A weekend of blowing snow periodically turning to ice pellets with quite deep snow – the water main marker is almost buried – and the upper couple of inches is frozen crisp. As a result of truly horrible conditions, a large showing of birds: all the regulars (although less chickadees) including an unusual number of wood peckers; Downy, Hairy, Northern (Yellow-shafted) Flicker and a couple of brief appearances of the Red-bellied. The last particularly interesting as not seen since the spring. Both Carolina Wrens have survived so far.

30 December After plus 1C two days ago, temperatures are plummeting again from minus 13 C at 7.30am to minus 15C at 9.30am and continuing down per forecast. Early morning sightings of Northern (Yellow-shafted) Flicker and both Carolina Wrens.

early December 2013

Last year we had multiple cardinals mid-December; this year we are up to three females and two males already. But no sightings of the sapsucker since 27 Nov.

5 December Four female cardinals plus one male this morning!

Mid November

The regular pair of Cardinals is in evidence along with a lone female, tolerated by the female of the pair, but not the male.

1 December two males as well as two females this morning.

25 November – third day of temperature remaining below zero, plenty of bird activity in the garden, mostly the usual suspects but including the Yellow-bellied Sapsucker which first showed up Friday so this is its fourth day here – surely it must depart soon?

27 November After a heavy fall of wet snow overnight, the Sapsucker was here again this morning. Not observed again by us in November – we hope it is on its way south.

mid October 2013

Still warm weather – no hint of overnight frosts, Carolina Wren “alarm clock” still waking us at first light which admittedly is getting later.

Past few days have seen flocks of White-throated Sparrows and juncoes all over the garden. As well, small flocks (6 – 8) of cardinals, evenly divided male/female have appeared, tolerating one another around the feeders.

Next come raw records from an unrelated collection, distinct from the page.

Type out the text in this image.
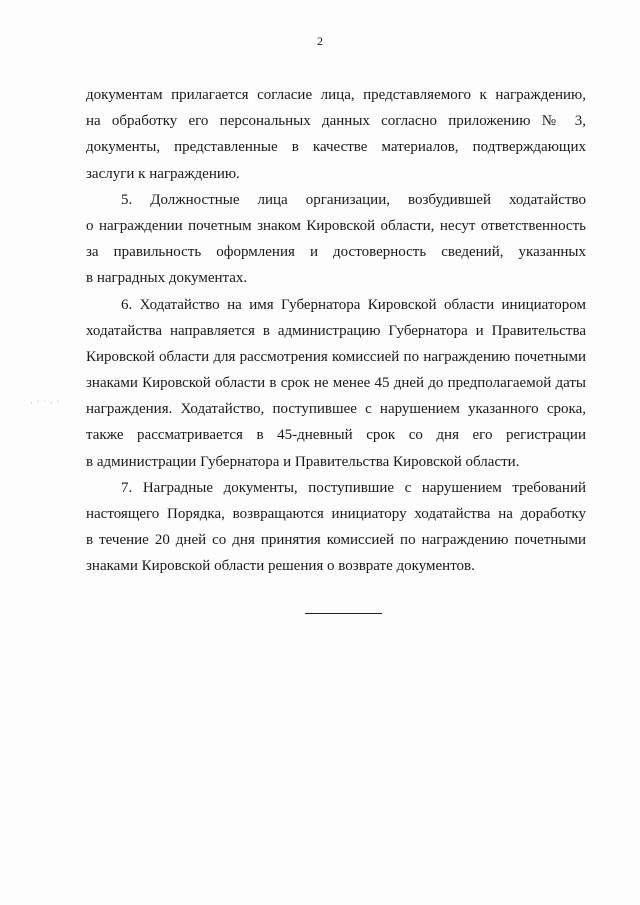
2
· ˙ ˙ · ˙
документам прилагается согласие лица, представляемого к награждению,
на обработку его персональных данных согласно приложению № 3,
документы, представленные в качестве материалов, подтверждающих
заслуги к награждению.
5. Должностные лица организации, возбудившей ходатайство
о награждении почетным знаком Кировской области, несут ответственность
за правильность оформления и достоверность сведений, указанных
в наградных документах.
6. Ходатайство на имя Губернатора Кировской области инициатором
ходатайства направляется в администрацию Губернатора и Правительства
Кировской области для рассмотрения комиссией по награждению почетными
знаками Кировской области в срок не менее 45 дней до предполагаемой даты
награждения. Ходатайство, поступившее с нарушением указанного срока,
также рассматривается в 45-дневный срок со дня его регистрации
в администрации Губернатора и Правительства Кировской области.
7. Наградные документы, поступившие с нарушением требований
настоящего Порядка, возвращаются инициатору ходатайства на доработку
в течение 20 дней со дня принятия комиссией по награждению почетными
знаками Кировской области решения о возврате документов.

Dahlias still blooming well, Canna lilies looking a bit dried out but still flowering. All lilies transferred to plastic pots for winter and their dry terracotta pots put in storage but pots with dahlias etc all still flowering so will be dealt with later. Bulbs just arrived but a bit warm for planting – don’t want them “waking up” and starting to shoot…..

30 September

Apart from a damp weekend immediately following the last post, the weather has continued sunny and warm – beautiful days starting cool and often misty followed by warm sunshine. A terrific start to retirement!

What seems like another two (at least) red squirrel juveniles have appeared – smaller than the last batch and favouring the cedar at the opposite end of the roof. Can’t help wondering how many small holes there are up there…..

So warm and dry that we are having to start watering the garden again; spending time digging out buckthorn and maple saplings, plus general trimming back and tidying – not the usual chilly job but a pleasure to be working outdoors.

Kinglets passing through with lots of Yellow-rumped Warblers plus some other warbler species with Fox and White-throated Sparrows. Juncoes have arrived but not much in evidence yet.

20 September

Back from Kenauk just one week, past five days have been glorious – sunny and clear. Yesterday and today very warm in the afternoon, so lunches on the deck, probably not many more opportunities this year.

A couple of late Ruby-throated Hummingbirds in the garden this afternoon, taking nectar from the canna lilies. Dahlia Thomas Edison has two wonderful flowers on it at last – deep purple. All the other dahlias still blooming well.

8 August 2013

Teddy-Edward’s birthday!

The juvenile Yellow-bellied Sapsucker first seen this past weekend was again on the peanut feeder, hacking away at pieces of nut. Seems strange – I know they’re woodpeckers but……..sapsucker??

And a Ruby-throated Hummingbird is still working the Canna lily flowers.

19 June 2013

Despite being World Sauntering Day, weather and other activities have dictated that this is the day when I finally get the dahlias, currently in pots after overwintering as tubers, into their summer bed. Viewing the bed made me decide that this was also the time to remove all the rather invasive dark-leafed plant with yellow flowers; although it forms a pleasant backdrop to the bed it does try to compete with the dahlias which I put so much hard work into.

Two and a half hours later, most of it is out and I can get on with the original planned job. Retreating to a seat on the deck the garden was suddenly invaded by young starlings which had apparently been waiting in the trees until I removed myself from the garden. I’ve noticed before a lot of birds don’t seem to “see” us on the deck.